Benton dates his rise from the Great Crash: "Because of the breakdown of our economic society in 1929 and the early 1930s, the effort to come out of the Depression occasioned a terrific concentration on America -what it meant, what it was composed of, why it was the way it was -by Americans. Frankly, Wood, Curry and I profited from this concentration." With a flash of his old fire, Benton adds: "I will say that in the 1930s, art had more public value than it does now. It belonged to the public. Today it's the property of the dealers, the critics, the art professors and other esoteric specialists." Missouri born and bred, Benton once studied art in Paris, practiced most of the artistic isms then current there. Eventually he came to the conclusion that the only way to achieve universality is by picturing what one knows well. He returned to his own country-boy beginnings for inspiration -and came to be hailed as a Bruegel of the Corn Belt. July Hay, one if his best pictures, suffers from a finicky foreground and stagy middleground, yet shows a solid skill and assurance.

John Steuart Curry of Kansas began as a magazine illustrator. By dint of great effort he outgrew that kind of work, although he never quite shook the slavishness to subject matter that is its mark. But Curry did have the boldness to conceive a Cineramic view of the land he loved. At the height of his fame, he called Wisconsin Landscape "my greatest." Grant Wood, like Benton, sowed some Midwestern oats in Paris. There he sported shocking pink whiskers and a Basque beret, painted hazy, impressionistic canvases. Back home in his native Iowa, he mainly taught art for a living. He shaved his round face smooth, and assumed an exterior as mild as a cup of Ovaltine.

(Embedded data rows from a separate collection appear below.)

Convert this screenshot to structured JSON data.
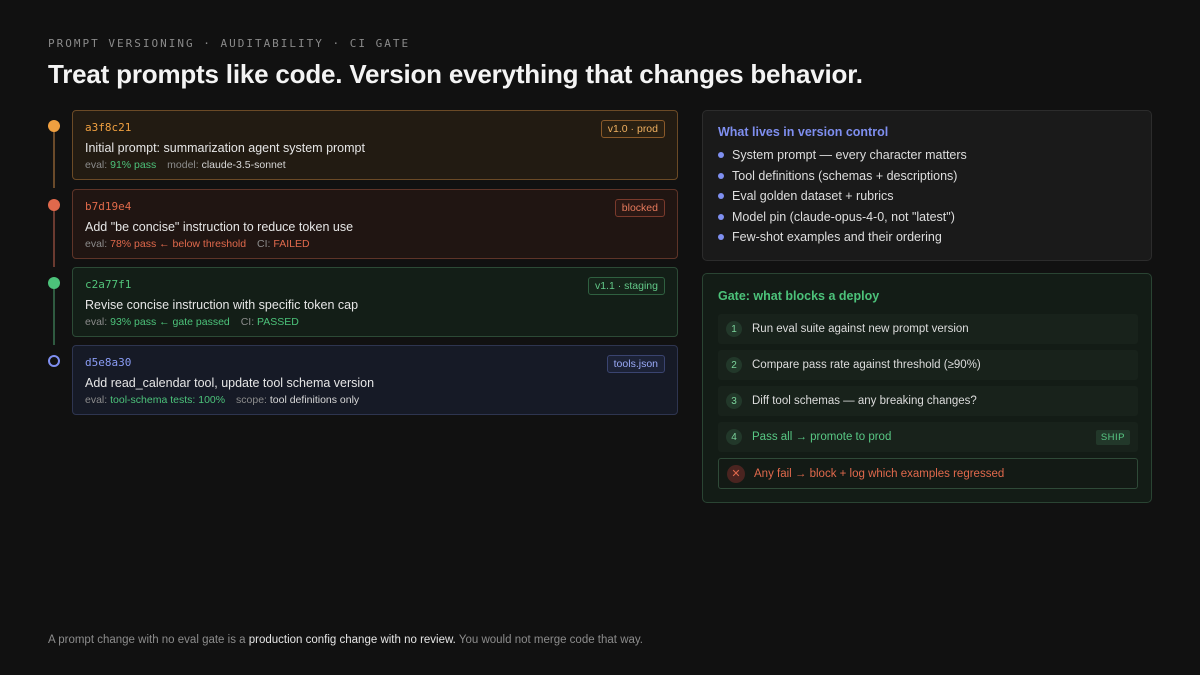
{
  "eyebrow": "PROMPT VERSIONING · AUDITABILITY · CI GATE",
  "title": "Treat prompts like code. Version everything that changes behavior.",
  "commits": [
    {
      "hash": "a3f8c21",
      "badge": "v1.0 · prod",
      "message": "Initial prompt: summarization agent system prompt",
      "meta_a_label": "eval:",
      "meta_a_value": "91% pass",
      "meta_b_label": "model:",
      "meta_b_value": "claude-3.5-sonnet",
      "dot_color": "#f0a040"
    },
    {
      "hash": "b7d19e4",
      "badge": "blocked",
      "message": "Add \"be concise\" instruction to reduce token use",
      "meta_a_label": "eval:",
      "meta_a_value": "78% pass ← below threshold",
      "meta_b_label": "CI:",
      "meta_b_value": "FAILED",
      "dot_color": "#e0694c"
    },
    {
      "hash": "c2a77f1",
      "badge": "v1.1 · staging",
      "message": "Revise concise instruction with specific token cap",
      "meta_a_label": "eval:",
      "meta_a_value": "93% pass ← gate passed",
      "meta_b_label": "CI:",
      "meta_b_value": "PASSED",
      "dot_color": "#4cc27a"
    },
    {
      "hash": "d5e8a30",
      "badge": "tools.json",
      "message": "Add read_calendar tool, update tool schema version",
      "meta_a_label": "eval:",
      "meta_a_value": "tool-schema tests: 100%",
      "meta_b_label": "scope:",
      "meta_b_value": "tool definitions only",
      "dot_color": "#7f8ff0"
    }
  ],
  "version_control": {
    "heading": "What lives in version control",
    "items": [
      "System prompt — every character matters",
      "Tool definitions (schemas + descriptions)",
      "Eval golden dataset + rubrics",
      "Model pin (claude-opus-4-0, not \"latest\")",
      "Few-shot examples and their ordering"
    ]
  },
  "gate": {
    "heading": "Gate: what blocks a deploy",
    "steps": [
      {
        "num": "1",
        "text": "Run eval suite against new prompt version"
      },
      {
        "num": "2",
        "text": "Compare pass rate against threshold (≥90%)"
      },
      {
        "num": "3",
        "text": "Diff tool schemas — any breaking changes?"
      },
      {
        "num": "4",
        "text": "Pass all → promote to prod",
        "tag": "SHIP"
      }
    ],
    "fail_icon": "✕",
    "fail_text": "Any fail → block + log which examples regressed"
  },
  "footer": {
    "pre": "A prompt change with no eval gate is a ",
    "bold": "production config change with no review.",
    "post": " You would not merge code that way."
  }
}
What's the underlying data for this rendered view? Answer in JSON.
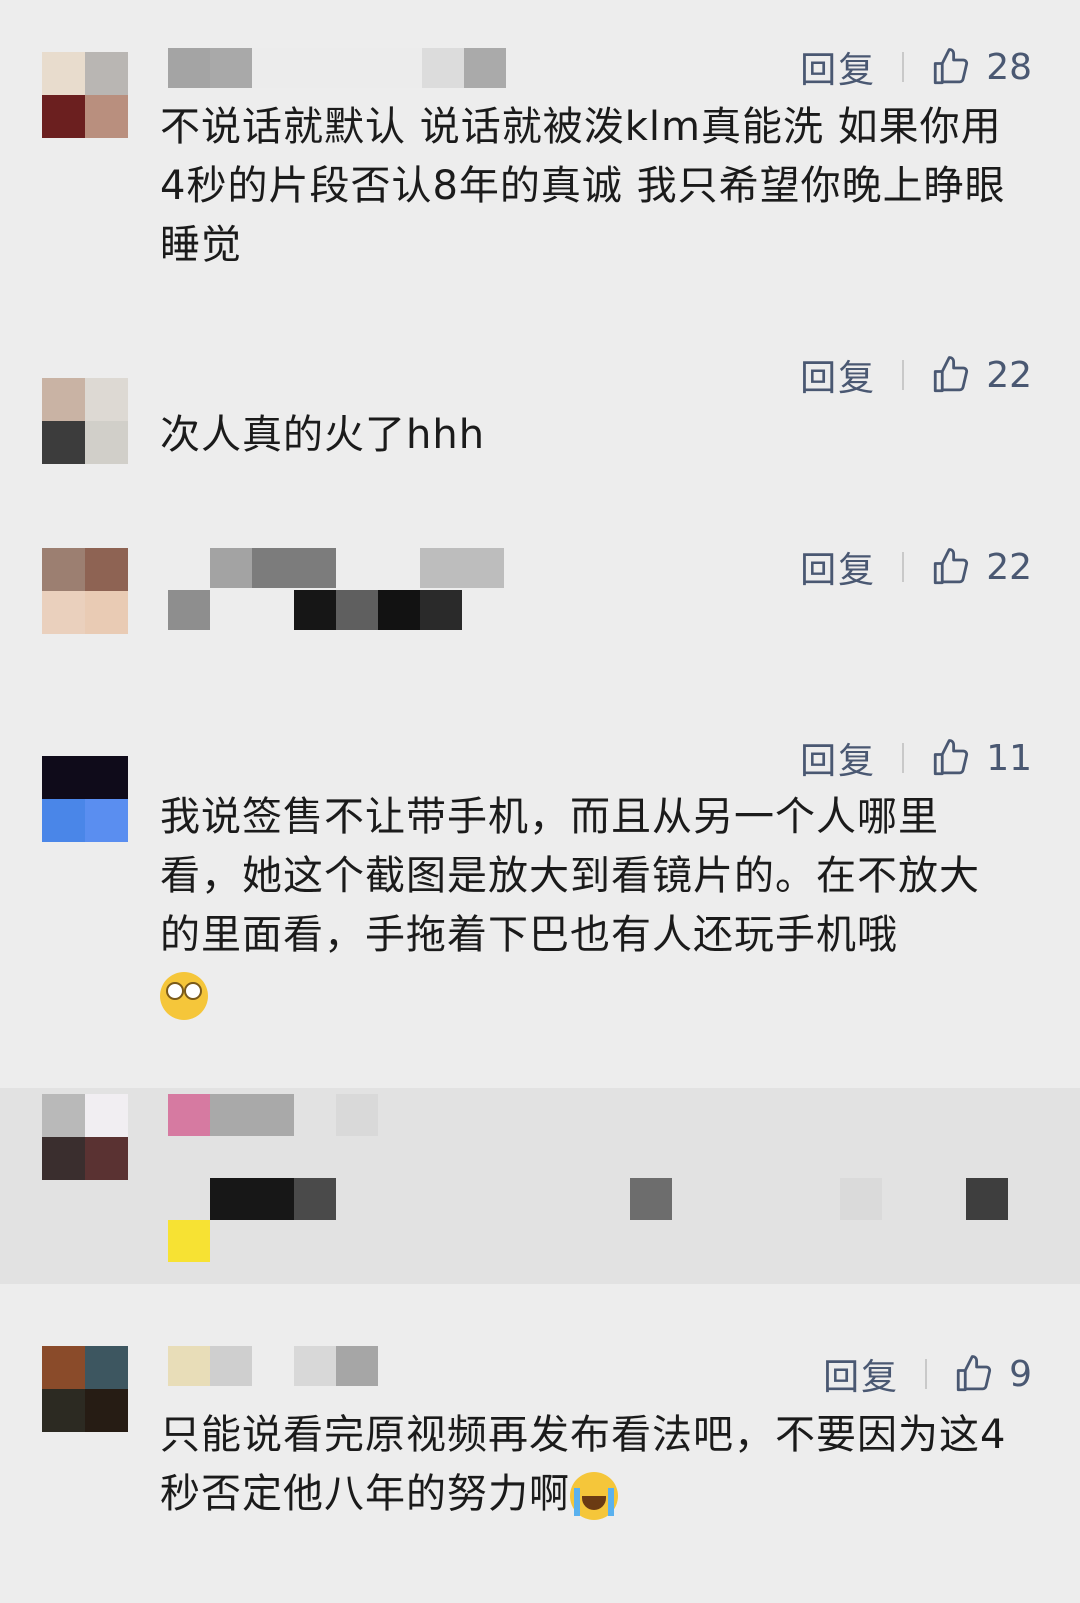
{
  "comments": [
    {
      "reply_label": "回复",
      "likes": "28",
      "text": "不说话就默认 说话就被泼klm真能洗 如果你用4秒的片段否认8年的真诚 我只希望你晚上睁眼睡觉"
    },
    {
      "reply_label": "回复",
      "likes": "22",
      "text": "次人真的火了hhh"
    },
    {
      "reply_label": "回复",
      "likes": "22",
      "text": ""
    },
    {
      "reply_label": "回复",
      "likes": "11",
      "text": "我说签售不让带手机，而且从另一个人哪里看，她这个截图是放大到看镜片的。在不放大的里面看，手拖着下巴也有人还玩手机哦",
      "emoji": "eye-roll-emoji"
    },
    {
      "reply_label": "",
      "likes": "",
      "text": ""
    },
    {
      "reply_label": "回复",
      "likes": "9",
      "text": "只能说看完原视频再发布看法吧，不要因为这4秒否定他八年的努力啊",
      "emoji": "crying-emoji"
    }
  ],
  "icons": {
    "like": "thumbs-up-icon"
  },
  "colors": {
    "background": "#ededed",
    "action_text": "#4a5872",
    "body_text": "#1b1b1b"
  }
}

Wood once remarked that "all the really good ideas I ever had came to me while I was milking a cow," yet his best idea occured on a trip to Europe in 1928. It was simply to apply the smooth, meticulous style of the German and Flemish primitives to the American scene. Result: quick and spectacular success. Wood's American Gothic -a head-on portrayal of a sour, bald farmer with a pitchfork and his tight-lipped wife -became an icon for Paint America Firsters.

Midnight Ride of Paul Revere displays the strengths as well as the weaknesses of Wood's approach. It pictures a tidy, table-top model rather than the natural world (genre painters have a weakness for making all things resemble still lifes), and lacks every grace save precision. Yet it does tell its story, lightly, clearly and unforgettably.

The most fashionable figures in U.S. art today are abstract expressionists of the so-called "New York School," De Kooning, Pollock, Motherwell & Co.

Like Wood, Curry and Benton before them, they are touted as pioneers expanding the frontiers of American painting. Their rise gives Tom Benton as much puzzlement as pain. "The art of today," he exclaims, "is the art of the 1920s, which we repudiated!"